Once when I was young and I mean 3rd grade, I went to my friend Jimmy Peters house and his mom gave us a treat that later I came to know ask Eskimo Ice Cream. Obviously I was up North, Bethel Alaska to be precise, a long way from my birth State Alabama and my hometown south of Birmingham.

I just could not eat what was offered as a treat by Jimmy's mom. it was an incredibly hot day as temps had approach 80f and we had been swimming and come back to his home after our unusual outing. In Alaska, brief warm spells bring insect larvae out of the environment, and many have a life cycle which burrows into the flesh of some creature whether fowl or fish. We avoided that timing. If you swim in the land of 10000 lakes in the summer, a rash will be your best result.

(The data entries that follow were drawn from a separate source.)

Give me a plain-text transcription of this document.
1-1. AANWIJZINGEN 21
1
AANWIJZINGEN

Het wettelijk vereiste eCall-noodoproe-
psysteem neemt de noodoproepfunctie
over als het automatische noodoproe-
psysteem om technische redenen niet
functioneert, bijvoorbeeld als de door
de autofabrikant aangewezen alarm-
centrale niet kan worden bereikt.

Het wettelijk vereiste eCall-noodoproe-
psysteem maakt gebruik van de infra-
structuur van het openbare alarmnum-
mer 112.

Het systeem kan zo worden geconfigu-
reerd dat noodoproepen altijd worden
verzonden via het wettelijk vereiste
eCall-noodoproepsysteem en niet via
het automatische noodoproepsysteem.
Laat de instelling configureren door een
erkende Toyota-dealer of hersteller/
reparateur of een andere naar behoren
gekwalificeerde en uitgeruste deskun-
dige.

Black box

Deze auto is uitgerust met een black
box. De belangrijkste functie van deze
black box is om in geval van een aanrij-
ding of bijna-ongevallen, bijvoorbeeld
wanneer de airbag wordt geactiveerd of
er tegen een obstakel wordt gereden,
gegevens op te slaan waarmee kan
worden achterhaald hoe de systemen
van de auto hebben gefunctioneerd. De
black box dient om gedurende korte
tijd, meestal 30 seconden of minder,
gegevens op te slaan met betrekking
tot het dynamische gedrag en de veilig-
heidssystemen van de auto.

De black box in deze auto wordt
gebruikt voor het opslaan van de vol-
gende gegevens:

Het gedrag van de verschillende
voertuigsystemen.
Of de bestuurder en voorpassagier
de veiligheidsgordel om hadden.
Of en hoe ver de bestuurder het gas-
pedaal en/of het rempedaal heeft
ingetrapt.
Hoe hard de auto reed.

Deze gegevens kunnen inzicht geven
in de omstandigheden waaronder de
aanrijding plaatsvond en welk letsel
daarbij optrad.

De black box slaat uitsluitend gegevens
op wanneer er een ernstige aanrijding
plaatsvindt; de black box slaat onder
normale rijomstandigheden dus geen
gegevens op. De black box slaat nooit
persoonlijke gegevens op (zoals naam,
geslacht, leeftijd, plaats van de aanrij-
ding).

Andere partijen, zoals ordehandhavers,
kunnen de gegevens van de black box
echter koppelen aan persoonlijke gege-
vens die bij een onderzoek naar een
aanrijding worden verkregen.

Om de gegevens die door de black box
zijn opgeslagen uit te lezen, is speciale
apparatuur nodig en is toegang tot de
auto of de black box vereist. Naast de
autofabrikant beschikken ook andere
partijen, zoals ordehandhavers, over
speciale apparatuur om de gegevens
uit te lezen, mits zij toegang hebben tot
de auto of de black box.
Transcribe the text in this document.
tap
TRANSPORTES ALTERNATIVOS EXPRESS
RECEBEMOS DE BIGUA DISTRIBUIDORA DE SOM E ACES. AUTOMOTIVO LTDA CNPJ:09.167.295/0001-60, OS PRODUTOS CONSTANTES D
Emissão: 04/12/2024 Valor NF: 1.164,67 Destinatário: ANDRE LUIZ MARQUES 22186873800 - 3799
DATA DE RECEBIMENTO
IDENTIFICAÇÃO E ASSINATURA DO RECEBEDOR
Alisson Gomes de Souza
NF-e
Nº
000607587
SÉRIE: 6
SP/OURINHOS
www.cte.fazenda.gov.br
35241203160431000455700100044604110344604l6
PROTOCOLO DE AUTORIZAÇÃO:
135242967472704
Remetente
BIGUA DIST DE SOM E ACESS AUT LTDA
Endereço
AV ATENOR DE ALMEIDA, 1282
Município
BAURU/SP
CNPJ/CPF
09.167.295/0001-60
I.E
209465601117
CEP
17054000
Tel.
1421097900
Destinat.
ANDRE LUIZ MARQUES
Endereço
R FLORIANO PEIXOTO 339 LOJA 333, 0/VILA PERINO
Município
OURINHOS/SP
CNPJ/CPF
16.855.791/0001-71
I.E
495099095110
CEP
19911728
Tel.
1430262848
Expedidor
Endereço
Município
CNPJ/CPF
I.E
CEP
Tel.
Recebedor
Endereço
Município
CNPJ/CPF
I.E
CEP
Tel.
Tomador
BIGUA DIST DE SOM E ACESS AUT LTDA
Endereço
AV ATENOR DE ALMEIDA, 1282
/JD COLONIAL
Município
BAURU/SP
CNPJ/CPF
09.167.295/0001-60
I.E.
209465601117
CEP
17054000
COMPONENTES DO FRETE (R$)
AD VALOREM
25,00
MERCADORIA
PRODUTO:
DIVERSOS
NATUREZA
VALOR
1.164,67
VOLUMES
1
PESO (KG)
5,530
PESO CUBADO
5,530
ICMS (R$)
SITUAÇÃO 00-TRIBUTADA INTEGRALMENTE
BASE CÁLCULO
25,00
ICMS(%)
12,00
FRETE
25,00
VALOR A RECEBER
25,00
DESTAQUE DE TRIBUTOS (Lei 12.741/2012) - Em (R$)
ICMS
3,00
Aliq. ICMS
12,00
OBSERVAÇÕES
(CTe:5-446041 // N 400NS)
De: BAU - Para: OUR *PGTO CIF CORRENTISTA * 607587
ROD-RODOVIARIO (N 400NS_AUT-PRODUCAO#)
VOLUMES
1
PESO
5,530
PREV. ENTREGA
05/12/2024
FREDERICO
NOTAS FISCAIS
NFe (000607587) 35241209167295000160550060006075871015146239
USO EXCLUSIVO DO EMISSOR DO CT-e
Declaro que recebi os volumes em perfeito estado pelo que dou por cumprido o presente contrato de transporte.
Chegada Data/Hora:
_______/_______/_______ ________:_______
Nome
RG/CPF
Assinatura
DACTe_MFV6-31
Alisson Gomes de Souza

Anyways, we were served a salmon dish with blueberries and seal oil that I just could not appreciate coming from a world of powdered milk and cereal. Call me picky. Or a Viking.

Here is the wiki of my last foray into deeply local food. I hope you understand Chicken of the Wood gives me the same feels. And - to be a fart about it - Monarch is the spelling of the pretty butterfly. Anyway..I am glad you bring the spice to your posts!

Here is the wiki
Alaskan Indian ice cream is a dessert made of dried fish (esp. pike, sheefish or inconnu, whitefish or cisco, freshwater whitefishes) or dried moose or caribou meat and fat and berries (esp. cowberry, bilberry, cranberry, bearberry, crowberry, [high-bush] salmonberry, low-bush salmonberry, raspberry, prickly rose) or mild sweeteners such as roots of Indian potato or wild carrot mixed and whipped with a whisk or formerly hand made by Alaskan Athabaskans. Most common recipe for Indian ice cream consisted of dried and pulverized tenderloin of moose or caribou that was blended with moose fat in a birch bark container until the mixture was light and fluffy.